About Dr. Russell Ackoff

The characteristic way of management that we have taught in the Western world is [to] take a complex system, divide it into parts and then try to manage each part as well as possible. And if that’s done, the system as a whole will behave well. That’s absolutely false, because it’s possible to improve the performance of each part taken separately and destroy the system at the same time. (The Deming Library, Vol. 21)

Look what the educational system does to creativity. Every child learns at a very early stage that when they’re asked a question in school they must first ask themselves a question: What answer does the asker expect? That’s the way you get through school, by providing people with the answers they expect. Now, one thing about an answer that somebody else expects is it can’t be creative because it’s already known. What we ought to be trying to do with children is get them to give us answers that we don’t expect—to stimulate creativity. We kill it in school. (The Deming Library, Vol. 21)

Dr. Ackoff met W. Edwards Deming during his pioneering work on operations research. In Volume 21 of The Deming Library, Dr. Ackoff discusses with Dr. Deming the practical importance of viewing schools and other kinds of organizations as social systems (A Theory of a System for Educators and Managers).

In their conversation, Dr. Deming and Dr. Ackoff agree that the need to understand a system applies to education and business—indeed, to any organization. The education system deeply affects the industrial workplace and because of how people are taught to think or not taught in schools. Dr. Ackoff challenges the viewer to examine the results of producing “a group of people who think in the way we have been thinking for years rather than departing and developing new concepts and new ways of understanding.”
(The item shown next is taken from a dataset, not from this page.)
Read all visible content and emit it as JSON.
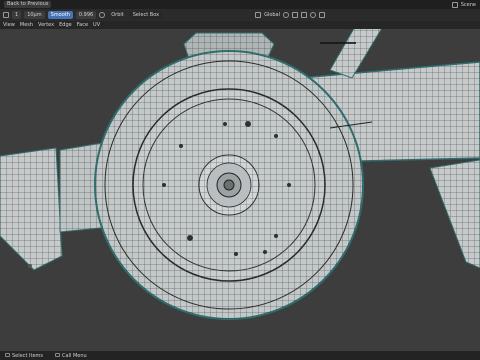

Dr. Ackoff clarifies the differences between conventional thinking and systems thinking. An understanding of the difference between analysis and synthesis is crucial for an introduction to the theory of a system. Dr. Ackoff explains that analysis has been the dominant mode of thought in the Western world for 400 years. Analysis explains how the pieces of a system work. Synthesis is needed to understand the why of a system and the interactions between its parts as they work together. Understanding the implications of seeing the organization as a system leads to the conclusion that cooperation is more effective than internal competition in leading any organization to work more effectively.

Also, vital to understanding why organizational health depends on the new way of thinking is the difference between growth and development. Dr. Ackoff says:

“The appropriate end of a social system is development, not growth. Our society doesn’t yet understand the distinction between them. You can develop without growing, and you can grow without developing. A rubbish heap grows; it doesn’t develop. Ed [Dr. Deming], you’re still developing, but you’re not growing any more.” (The Deming Library, Vol. 21)

Later, Dr. Ackoff worked with CC-M Productions to complete a series of four videos in which he explains his theory of the evolution of organizational thinking from the mechanical systems of the early 20th Century production lines, to the biological systems epitomized by the auto companies which emphasized growth above all else, to the social systems model in which development of the organization and its employees begins to be seen as essential to long-term survival. (Better Management for a Changing World, Vols. 1-4)

Since 1986 Dr. Ackoff has been the Anheuser-Busch Professor Emeritus of Management Science, The Wharton School, University of Pennsylvania. He has also served as a visiting professor at the Olin School of Business, Washington University, St. Louis, the National Autonomous University of Mexico, and The University of Hull in the United Kingdom. He received his undergraduate degree in architecture and his Ph.D. in Philosophy of Science from the University of Pennsylvania. At this university he was the founder and Chairman of the Social Systems Science Department and The Busch Center, which specialized in systems planning, research, and design.

Dr. Ackoff is the author and co-author of 23 books, including Redesigning the Future, The Art of Problem Solving, Creating the Corporate Future, Revitalizing Western Economies, Management in Small Doses, Ackoff’s Fables, The Democratic Corporation, Ackoff’s Best, and Redesigning Society with Sheldon Rovin. His latest books are Idealized Design with Jason Magidson and Herbert Addison and Management f-Laws with Herbert Addison and Sally Bibbs.